Steamships is committed to operating to ISO standards. All divisions have been awarded ISO 18001 (Safety), 14001 (Environment) and ISO 45001 (Quality). The Hospitality division has HACCP certification for food safety in all restaurants and food outlets.
The Company has an internal audit function whose activities are performed under a contract of services with one of the Company’s shareholders, John Swire & Sons Ltd. This is in accordance with ASX CGS principles and recommendation 7.3. The terms of reference for the internal audit function are contained in the Audit Committee Charter.

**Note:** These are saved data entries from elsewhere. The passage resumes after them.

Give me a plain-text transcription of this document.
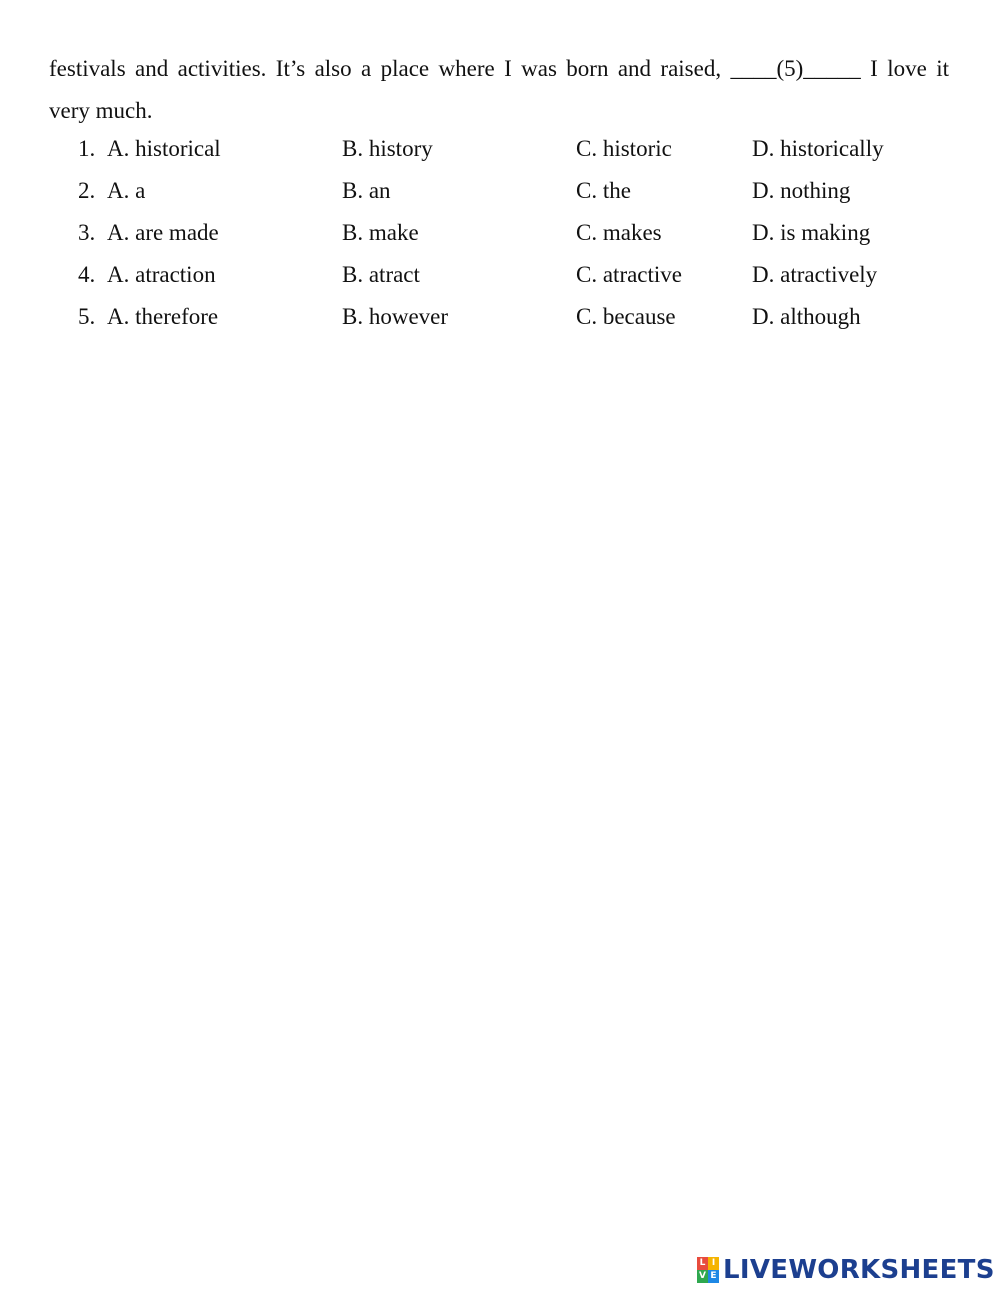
festivals and activities. It’s also a place where I was born and raised, ____(5)_____ I love it
very much.
1. A. historical	B. history	C. historic	D. historically
2. A. a	B. an	C. the	D. nothing
3. A. are made	B. make	C. makes	D. is making
4. A. atraction	B. atract	C. atractive	D. atractively
5. A. therefore	B. however	C. because	D. although
L I
V E LIVEWORKSHEETS
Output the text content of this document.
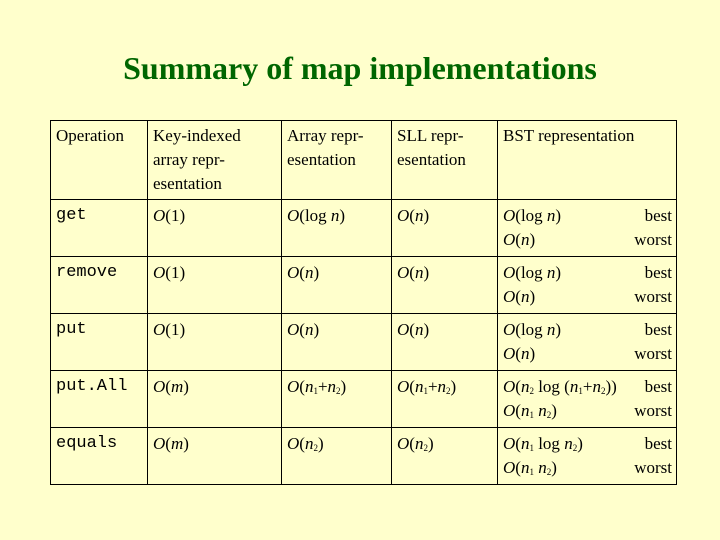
Summary of map implementations
Operation	Key-indexed
array repr-
esentation	Array repr-
esentation	SLL repr-
esentation	BST representation
get	O(1)	O(log n)	O(n)	O(log n) best
O(n) worst

remove	O(1)	O(n)	O(n)	O(log n) best
O(n) worst

put	O(1)	O(n)	O(n)	O(log n) best
O(n) worst

put.All	O(m)	$O(n_1+n_2)$	$O(n_1+n_2)$	$O(n_2$ $\log (n_1+n_2)$) best
$O(n_1$ $n_2$) worst

equals	O(m)	$O(n_2)$	$O(n_2)$	$O(n_1$ $\log n_2$) best
$O(n_1$ $n_2$) worst
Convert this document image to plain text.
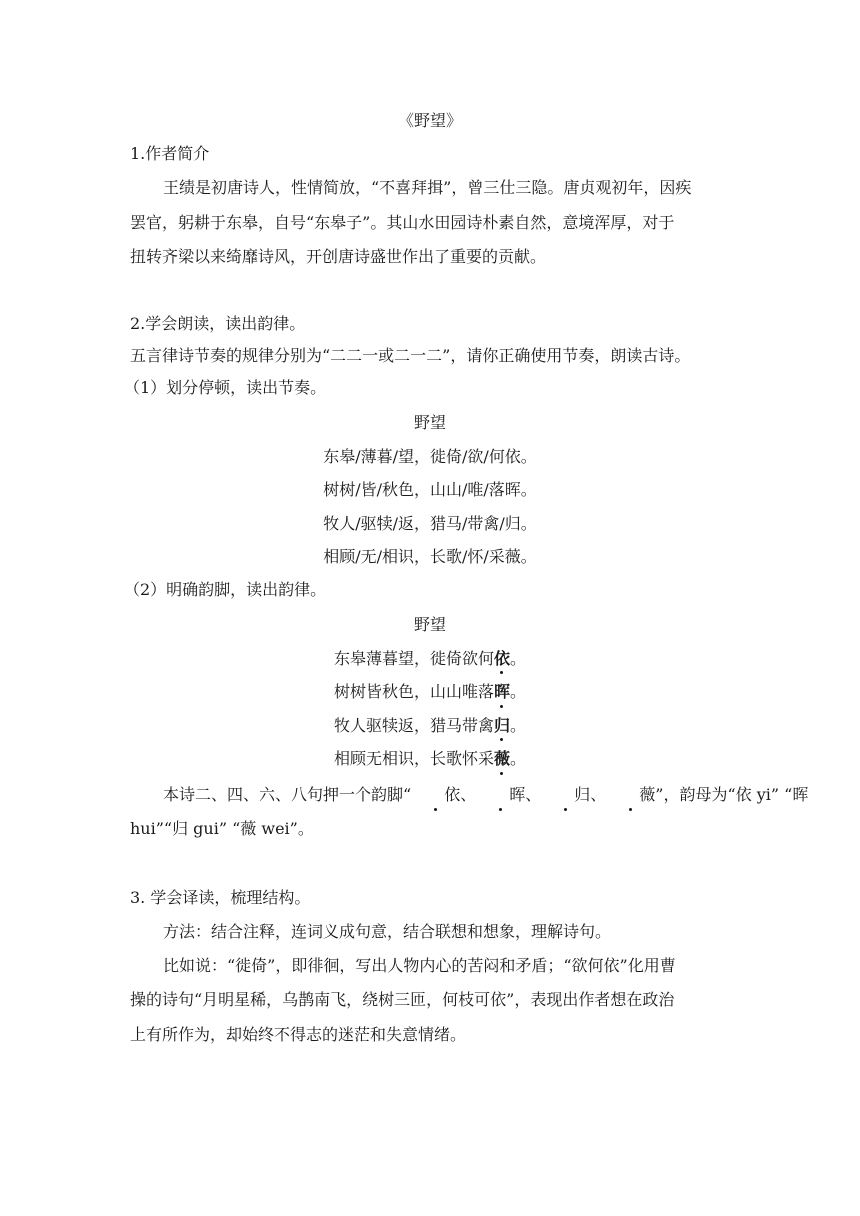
《野望》
1.作者简介
王绩是初唐诗人，性情简放，“不喜拜揖”，曾三仕三隐。唐贞观初年，因疾
罢官，躬耕于东皋，自号“东皋子”。其山水田园诗朴素自然，意境浑厚，对于
扭转齐梁以来绮靡诗风，开创唐诗盛世作出了重要的贡献。
2.学会朗读，读出韵律。
五言律诗节奏的规律分别为“二二一或二一二”，请你正确使用节奏，朗读古诗。
（1）划分停顿，读出节奏。
野望
东皋/薄暮/望，徙倚/欲/何依。
树树/皆/秋色，山山/唯/落晖。
牧人/驱犊/返，猎马/带禽/归。
相顾/无/相识，长歌/怀/采薇。
（2）明确韵脚，读出韵律。
野望
东皋薄暮望，徙倚欲何依。
树树皆秋色，山山唯落晖。
牧人驱犊返，猎马带禽归。
相顾无相识，长歌怀采薇。
本诗二、四、六、八句押一个韵脚“ 依、 晖、 归、 薇”，韵母为“依 yi” “晖
hui”“归 gui” “薇 wei”。
3. 学会译读，梳理结构。
方法：结合注释，连词义成句意，结合联想和想象，理解诗句。
比如说：“徙倚”，即徘徊，写出人物内心的苦闷和矛盾；“欲何依”化用曹
操的诗句“月明星稀，乌鹊南飞，绕树三匝，何枝可依”，表现出作者想在政治
上有所作为，却始终不得志的迷茫和失意情绪。
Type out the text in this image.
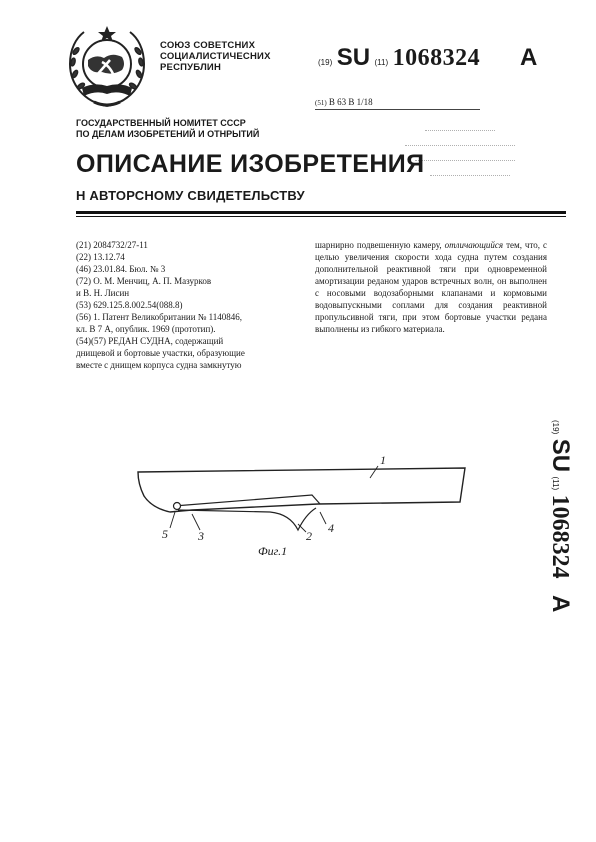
СОЮЗ СОВЕТСНИХ
СОЦИАЛИСТИЧЕСНИХ
РЕСПУБЛИН	(19) SU (11) 1068324 A
(51) В 63 В 1/18
ГОСУДАРСТВЕННЫЙ НОМИТЕТ СССР
ПО ДЕЛАМ ИЗОБРЕТЕНИЙ И ОТНРЫТИЙ

ОПИСАНИЕ ИЗОБРЕТЕНИЯ
Н АВТОРСНОМУ СВИДЕТЕЛЬСТВУ
(21) 2084732/27-11
(22) 13.12.74
(46) 23.01.84. Бюл. № 3
(72) О. М. Менчиц, А. П. Мазурков
и В. Н. Лисин
(53) 629.125.8.002.54(088.8)
(56) 1. Патент Великобритании № 1140846,
кл. В 7 А, опублик. 1969 (прототип).
(54)(57) РЕДАН СУДНА, содержащий
днищевой и бортовые участки, образующие
вместе с днищем корпуса судна замкнутую
шарнирно подвешенную камеру, отличающийся тем, что, с целью увеличения скорости хода судна путем создания дополнительной реактивной тяги при одновременной амортизации реданом ударов встречных волн, он выполнен с носовыми водозаборными клапанами и кормовыми водовыпускными соплами для создания реактивной пропульсивной тяги, при этом бортовые участки редана выполнены из гибкого материала.
1
2
3
4
5
Фиг.1
(19) SU (11) 1068324 A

The Company does not have a material exposure to environmental or social risks, although the former is a growing risk for all who live and work in Papua New Guinea. Consideration of these risks is in accordance with ASX CGS principles and recommendation 7.4.
Steamships strives to excel as a good corporate citizen of PNG and to be a leader in sustainable development within its industry.
Steamships is committed to sustainable development and conducts its activities in a manner that protects the environment, health, security and safety of its employees, contractors, customers and communities.
The Company has adopted a Sustainable Development Policy (available on the Company's website) which aims, amongst others, to reduce carbon footprint, reduce the volume of waste generated by operations, use water responsibly, be a good steward of natural resources and provide a work environment where all employees are treated fairly and with respect.
Steamships’ Community Grant Program supports Papua New Guinean registered charities and NGOs that provide development and community advancement in health, education, social welfare and social enterprise.
Principle 8/ Remunerate Fairly and Responsibly
The Remuneration and Nomination Committee meets at least semi-annually to review pay and bonus arrangements for all employees, succession planning and to review remuneration for Board and Committee Members. This is in accordance with ASX CGS principles and recommendation 8.1. As mentioned above, the charter is disclosed on Steamships' website.
The Company does not, however, disclose its policies and practices regarding remuneration of directors and senior executives. This is contrary to ASX CGS principles and recommendation 8.2
The Company does not have an equity-based remuneration scheme (and ASX CGS principles and recommendation 8.3 is not relevant).